The first thing to be rescued was my pick-up which was parked in the lean-to car shelter alongside two other vehicles which were already ablaze. The shelter itself was also on fire. Attention was then focussed on the rooms of the mission house that the fire had not yet reached. With the help of those who had remained on in the compound during the attack we salvaged as much as possible of the contents of those rooms. My own room was the nearest to the fire and due to the density of the smoke there it was difficult to see and to endure it for more than a matter of seconds thereby enabling us to retrieve only a minimum of property from the room. Having salvaged all we could from the house we then entered the church to find a few isolated fires burning but most of the benches were still intact. We did what we could to isolate the fires making a space between the good benches and the burning ones. The church was going to be only minor damage. Standing out side it looked as if we were standing in the middle of a ‘ring of fire’. As we stood facing the blazing house there were two vehicles ablaze to the right and two to the left. Behind us there was the church . Further back there was the three school buses of St Michael’s Nursery/Primary School already gutted.

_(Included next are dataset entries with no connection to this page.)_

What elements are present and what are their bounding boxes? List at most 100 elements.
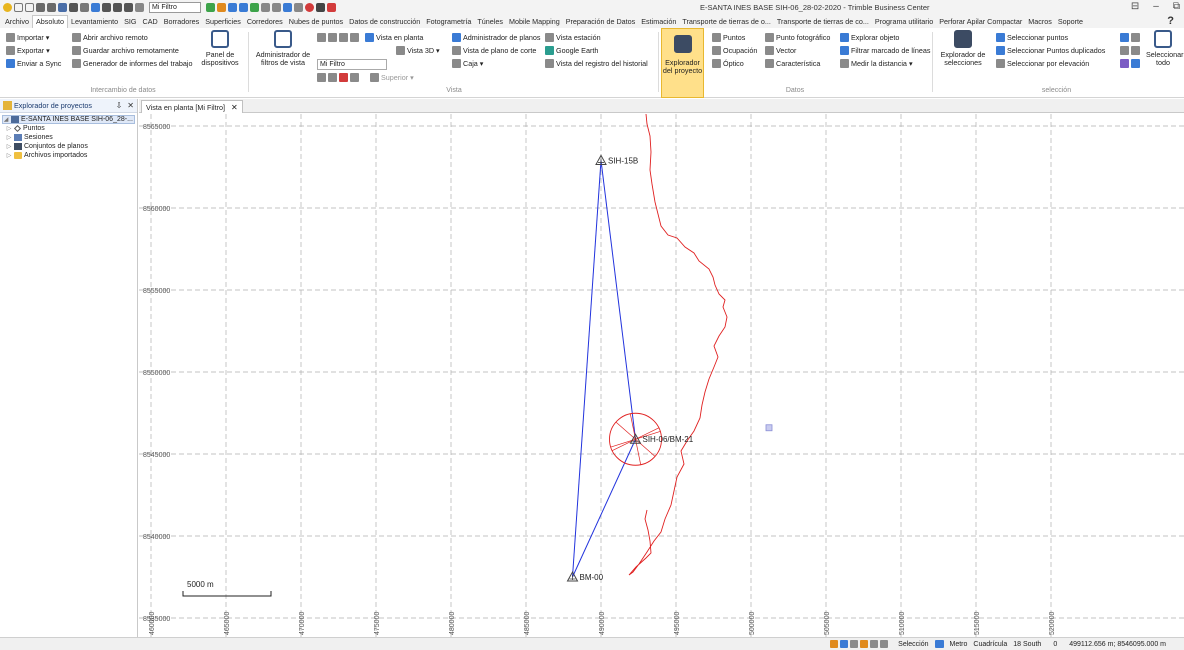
menu-superficies[interactable]: Superficies	[205, 17, 241, 26]
menu-fotogrametria[interactable]: Fotogrametría	[426, 17, 472, 26]
status-unit[interactable]: Metro	[949, 640, 968, 648]
view3d-button[interactable]: Vista 3D ▾	[396, 45, 440, 56]
save-remote-button[interactable]: Guardar archivo remotamente	[72, 45, 179, 56]
eye-icon[interactable]	[135, 3, 144, 12]
menu-tuneles[interactable]: Túneles	[477, 17, 503, 26]
menu-absoluto[interactable]: Absoluto	[31, 15, 68, 28]
pen-icon[interactable]	[294, 3, 303, 12]
select-all-button[interactable]: Seleccionar todo	[1146, 30, 1184, 67]
tab-plan-view[interactable]: Vista en planta [Mi Filtro] ✕	[141, 100, 243, 113]
section-view-button[interactable]: Vista de plano de corte	[452, 45, 536, 56]
plan-view-button[interactable]: Vista en planta	[365, 32, 423, 43]
save-icon[interactable]	[58, 3, 67, 12]
expand-icon[interactable]: ▷	[6, 135, 12, 141]
expand-icon[interactable]: ▷	[6, 153, 12, 159]
measure-icon[interactable]	[272, 3, 281, 12]
print-icon[interactable]	[69, 3, 78, 12]
open-icon[interactable]	[47, 3, 56, 12]
panel-pin-button[interactable]: ⇩	[115, 101, 123, 110]
filter-icon[interactable]	[206, 3, 215, 12]
menu-transporte-o[interactable]: Transporte de tierras de o...	[682, 17, 771, 26]
record-icon[interactable]	[305, 3, 314, 12]
occupation-button[interactable]: Ocupación	[712, 45, 757, 56]
status-zone[interactable]: 18 South	[1013, 640, 1042, 648]
snap-icon[interactable]	[830, 640, 839, 648]
layer-icon[interactable]	[860, 640, 869, 648]
explore-object-button[interactable]: Explorar objeto	[840, 32, 899, 43]
expand-icon[interactable]: ▷	[6, 126, 12, 132]
collapse-icon[interactable]: ◢	[3, 117, 9, 123]
selection-tools-3[interactable]	[1120, 58, 1140, 69]
check-icon[interactable]	[250, 3, 259, 12]
device-panel-button[interactable]: Panel de dispositivos	[199, 30, 241, 67]
view-icon[interactable]	[102, 3, 111, 12]
undo-icon[interactable]	[14, 3, 23, 12]
settings-icon[interactable]	[80, 3, 89, 12]
select-points-button[interactable]: Seleccionar puntos	[996, 32, 1068, 43]
cogo-icon[interactable]	[283, 3, 292, 12]
select-duplicates-button[interactable]: Seleccionar Puntos duplicados	[996, 45, 1105, 56]
tree-node-sessions[interactable]: ▷ Sesiones	[6, 134, 53, 141]
tab-close-icon[interactable]: ✕	[230, 102, 238, 112]
menu-datos-de-construccion[interactable]: Datos de construcción	[349, 17, 421, 26]
import-button[interactable]: Importar ▾	[6, 32, 49, 43]
points-button[interactable]: Puntos	[712, 32, 745, 43]
google-earth-button[interactable]: Google Earth	[545, 45, 598, 56]
filter-line-marks-button[interactable]: Filtrar marcado de líneas	[840, 45, 931, 56]
tree-node-plan-sets[interactable]: ▷ Conjuntos de planos	[6, 143, 88, 150]
selection-tools[interactable]	[1120, 32, 1140, 43]
menu-perforar[interactable]: Perforar Apilar Compactar	[939, 17, 1023, 26]
status-grid[interactable]: Cuadrícula	[973, 640, 1008, 648]
menu-levantamiento[interactable]: Levantamiento	[70, 17, 119, 26]
plan-view-canvas[interactable]: 8565000 8560000 8555000 8550000 8545000 85400…	[139, 114, 1184, 637]
menu-macros[interactable]: Macros	[1028, 17, 1052, 26]
menu-programa-utilitario[interactable]: Programa utilitario	[874, 17, 934, 26]
menu-estimacion[interactable]: Estimación	[641, 17, 677, 26]
menu-cad[interactable]: CAD	[142, 17, 158, 26]
top-view-button[interactable]: Superior ▾	[370, 72, 414, 83]
feature-button[interactable]: Característica	[765, 58, 820, 69]
table-icon[interactable]	[261, 3, 270, 12]
grid-toggle-icon[interactable]	[850, 640, 859, 648]
send-sync-button[interactable]: Enviar a Sync	[6, 58, 61, 69]
selection-tools-2[interactable]	[1120, 45, 1140, 56]
measure-distance-button[interactable]: Medir la distancia ▾	[840, 58, 913, 69]
menu-mobile-mapping[interactable]: Mobile Mapping	[508, 17, 560, 26]
maximize-button[interactable]: ⧉	[1172, 1, 1180, 12]
menu-archivo[interactable]: Archivo	[5, 17, 29, 26]
photo-point-button[interactable]: Punto fotográfico	[765, 32, 830, 43]
open-remote-button[interactable]: Abrir archivo remoto	[72, 32, 148, 43]
optical-button[interactable]: Óptico	[712, 58, 744, 69]
new-icon[interactable]	[36, 3, 45, 12]
vector-button[interactable]: Vector	[765, 45, 796, 56]
selection-explorer-button[interactable]: Explorador de selecciones	[938, 30, 988, 67]
grid-icon[interactable]	[124, 3, 133, 12]
view-filter-select[interactable]: Mi Filtro	[317, 59, 387, 70]
menu-corredores[interactable]: Corredores	[246, 17, 283, 26]
minimize-button[interactable]: –	[1153, 1, 1159, 12]
expand-icon[interactable]: ▷	[6, 144, 12, 150]
station-view-button[interactable]: Vista estación	[545, 32, 601, 43]
line-icon[interactable]	[239, 3, 248, 12]
cursor-icon[interactable]	[870, 640, 879, 648]
zoom-icon[interactable]	[91, 3, 100, 12]
point-icon[interactable]	[228, 3, 237, 12]
color-icon[interactable]	[217, 3, 226, 12]
select-by-elevation-button[interactable]: Seleccionar por elevación	[996, 58, 1089, 69]
menu-soporte[interactable]: Soporte	[1057, 17, 1084, 26]
help-button[interactable]: ?	[1167, 15, 1174, 27]
menu-sig[interactable]: SIG	[124, 17, 137, 26]
ribbon-display-button[interactable]: ⊟	[1130, 1, 1140, 12]
layers-icon[interactable]	[113, 3, 122, 12]
export-button[interactable]: Exportar ▾	[6, 45, 50, 56]
box-button[interactable]: Caja ▾	[452, 58, 483, 69]
angle-icon[interactable]	[880, 640, 889, 648]
tree-root[interactable]: ◢ E-SANTA INES BASE SIH-06_28-...	[2, 115, 135, 124]
alert-icon[interactable]	[327, 3, 336, 12]
project-explorer-button[interactable]: Explorador del proyecto	[661, 28, 704, 98]
menu-preparacion-de-datos[interactable]: Preparación de Datos	[565, 17, 636, 26]
stop-icon[interactable]	[316, 3, 325, 12]
menu-borradores[interactable]: Borradores	[163, 17, 200, 26]
zoom-tools[interactable]	[317, 32, 359, 43]
history-view-button[interactable]: Vista del registro del historial	[545, 58, 648, 69]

By now it was after 2.00 am and with some mattresses we had saved we decided to lie down on the verandah of a house in the second compound where we had hidden. After a short while we noticed a fire beginning to spread through the neighbouring Living Faith Church just over the wall. It soon developed into a spectacular inferno that both fascinated and filled us onlookers with apprehension. As the flames were subsiding we heard agitated voices indicating that the arsonists were still around close by. We did not feel safe in this spot. So, at 3.00 am, Frank, Sr Josephine, John Bato and myself dragged our mattresses back into the burning compound, past the fires to the very lower end of it. There we rested and spent the next four sleepless hours waiting for daybreak to come. With the arrival of daybreak we were able to see more clearly the extent of the destruction. People began coming to sympathise and view the spectacle.

Later in the day the sad news emerged that that one of our Leaders, Joseph Ibrahim, who had come for the workshop lost his life in the fire in the neighbouring church which we watched at 3.00 am. I buried his charred remains at about 3.00 pm on Friday 24th in the town cemetery. May his soul rest in peace.